Cuando al anochecer de ese sábado llegamos a casa, me derrumbé sobre un sillón y esperé que el torbellino de ideas encontradas que contenía en mi cabeza se fueran decantado, a fin de ordenar mi mente. Adela fue a la cocina a preparar un té, y luego se sentó mi lado.

Luego de unos minutos, nos arrodillamos y nos presentamos juntos ante Dios y oramos por nosotros, nuestros hijos y nuestro futuro. Oramos también por los miembros futuro de la iglesia, por los muchos que ahora estarían desorientados en su vida espiritual y eclesiástica. También oramos por Sebastián y sus seguidores, y por sobre todo rogamos por los pastores que de ahora en más dirigirían la iglesia.

Sin cenar nos fuimos a dormir, … y descansamos.



EL DIA DESPUES

Al día siguiente, domingo, nos levantamos un poco más tarde de lo acostumbrado. No habíamos puesto el reloj despertador, por lo que dormimos hasta que el cuerpo estuviera satisfecho.

Desayunamos frugalmente y, luego de mi tiempo devocional, me disponía a salir a comprar el periódico cuando suena el timbre de la puerta.

-Pastor, recibamos para orar con usted-. Dos familias que no podían consentir lo que había sucedido, venían a buscar a su pastor y orar a Dios.

-Miren, hermanos, pasen y siéntense. No sé qué decirles ni qué actitud tomar, pero si quieren orar a Dios, hagámoslo-.

En mi interior comencé a vislumbrar la posibilidad de que ocurriera lo que siempre había rechazado en otros colegas que se iban de sus iglesias: comenzar reuniones con un pequeño grupo que le fuera leal.

Luego de un sentido pero triste tiempo de oración, les sugerí el que volvieran a la iglesia. No querían por nada del mundo. Intenté mostrarles alguna otra opción en otras iglesias, a la vez que decía que no podía anticiparles qué sucedería con nuestras vidas, ya que debíamos esperar en el Señor. Tai vez hubiera cosas insospechadas que nuestro buen Señor tendría reservadas para nosotros, pero debíamos conducirnos en el temor de Dios y esperar en El.

-Si no se hallan a gusto en nuestra iglesia ahora -no podía dejar de llamarla «nuestra»-, al menos vayan a otra iglesia por unos días, mientras esperan en el Señor-, les dije. -No dejen de adorar al Señor con tos cristianos-, terminé.

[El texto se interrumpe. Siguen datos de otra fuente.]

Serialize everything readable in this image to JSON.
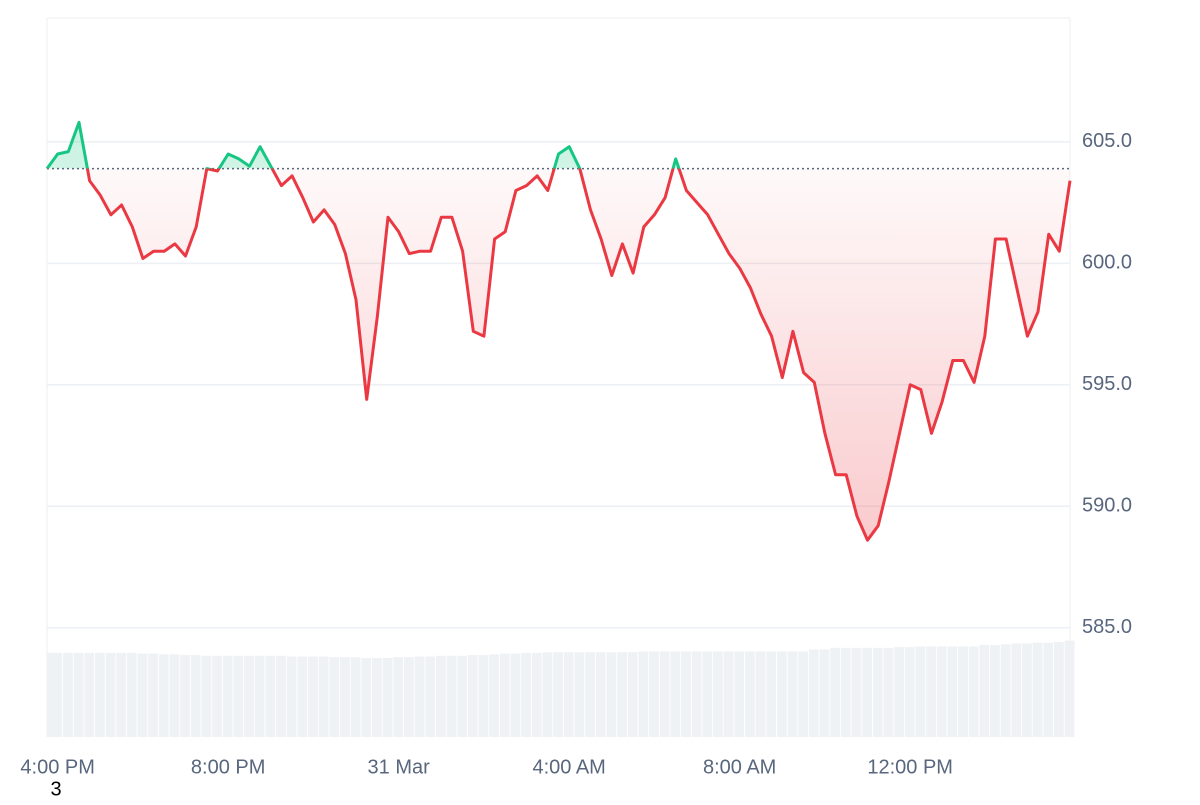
{
  "chart_data": {
    "type": "line",
    "categories": [
      null,
      "4:00 PM",
      null,
      null,
      null,
      null,
      null,
      null,
      null,
      null,
      null,
      null,
      null,
      null,
      null,
      null,
      null,
      "8:00 PM",
      null,
      null,
      null,
      null,
      null,
      null,
      null,
      null,
      null,
      null,
      null,
      null,
      null,
      null,
      null,
      "31 Mar",
      null,
      null,
      null,
      null,
      null,
      null,
      null,
      null,
      null,
      null,
      null,
      null,
      null,
      null,
      null,
      "4:00 AM",
      null,
      null,
      null,
      null,
      null,
      null,
      null,
      null,
      null,
      null,
      null,
      null,
      null,
      null,
      null,
      "8:00 AM",
      null,
      null,
      null,
      null,
      null,
      null,
      null,
      null,
      null,
      null,
      null,
      null,
      null,
      null,
      null,
      "12:00 PM",
      null,
      null,
      null,
      null,
      null,
      null,
      null,
      null,
      null,
      null,
      null,
      null,
      null,
      null,
      null
    ],
    "series": [
      {
        "up_color": "#16c784",
        "color": "#ea3943",
        "values": [
          603.9,
          604.5,
          604.6,
          605.8,
          603.4,
          602.8,
          602.0,
          602.4,
          601.5,
          600.2,
          600.5,
          600.5,
          600.8,
          600.3,
          601.5,
          603.9,
          603.8,
          604.5,
          604.3,
          604.0,
          604.8,
          604.0,
          603.2,
          603.6,
          602.7,
          601.7,
          602.2,
          601.6,
          600.4,
          598.5,
          594.4,
          597.8,
          601.9,
          601.3,
          600.4,
          600.5,
          600.5,
          601.9,
          601.9,
          600.5,
          597.2,
          597.0,
          601.0,
          601.3,
          603.0,
          603.2,
          603.6,
          603.0,
          604.5,
          604.8,
          603.9,
          602.2,
          601.0,
          599.5,
          600.8,
          599.6,
          601.5,
          602.0,
          602.7,
          604.3,
          603.0,
          602.5,
          602.0,
          601.2,
          600.4,
          599.8,
          599.0,
          597.9,
          597.0,
          595.3,
          597.2,
          595.5,
          595.1,
          593.0,
          591.3,
          591.3,
          589.6,
          588.6,
          589.2,
          591.0,
          593.0,
          595.0,
          594.8,
          593.0,
          594.3,
          596.0,
          596.0,
          595.1,
          597.0,
          601.0,
          601.0,
          599.0,
          597.0,
          598.0,
          601.2,
          600.5,
          603.4
        ]
      }
    ],
    "baseline": 603.9,
    "volume": {
      "color": "#eff2f5",
      "values": [
        11.7,
        11.7,
        11.7,
        11.7,
        11.7,
        11.7,
        11.7,
        11.7,
        11.7,
        11.6,
        11.6,
        11.5,
        11.5,
        11.4,
        11.4,
        11.3,
        11.3,
        11.3,
        11.3,
        11.3,
        11.3,
        11.3,
        11.3,
        11.2,
        11.2,
        11.2,
        11.2,
        11.1,
        11.1,
        11.1,
        11.0,
        11.0,
        11.0,
        11.1,
        11.1,
        11.2,
        11.2,
        11.3,
        11.3,
        11.3,
        11.4,
        11.4,
        11.5,
        11.6,
        11.6,
        11.7,
        11.7,
        11.8,
        11.8,
        11.8,
        11.8,
        11.8,
        11.8,
        11.8,
        11.8,
        11.8,
        11.9,
        11.9,
        11.9,
        11.9,
        11.9,
        11.9,
        11.9,
        11.9,
        11.9,
        11.9,
        11.9,
        11.9,
        11.9,
        11.9,
        11.9,
        11.9,
        12.2,
        12.2,
        12.4,
        12.4,
        12.4,
        12.4,
        12.4,
        12.4,
        12.5,
        12.5,
        12.6,
        12.6,
        12.6,
        12.6,
        12.6,
        12.6,
        12.8,
        12.8,
        12.9,
        13.0,
        13.0,
        13.1,
        13.1,
        13.2,
        13.4
      ]
    },
    "y2lim": [
      0,
      100
    ],
    "ylim": [
      580.5,
      610.1
    ],
    "yticks": [
      {
        "value": 585,
        "label": "585.0"
      },
      {
        "value": 590,
        "label": "590.0"
      },
      {
        "value": 595,
        "label": "595.0"
      },
      {
        "value": 600,
        "label": "600.0"
      },
      {
        "value": 605,
        "label": "605.0"
      }
    ],
    "grid": true,
    "annotation": "3"
  }
}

-Dios nos ha mostrado que debemos apartarnos de quienes desconocen al Señor y se apartan-, me dijeron. -Usted es nuestro pastor y a usted venimos. Por favor, no rechace nuestro pedido».

No quería adelantarme a los planes del Señor tomando decisiones emocionales, pero comprendimos con Adela que la actitud dé estos hermanos era el comienzo de la restauración de Dios a nuestras almas. Y le dimos gracias.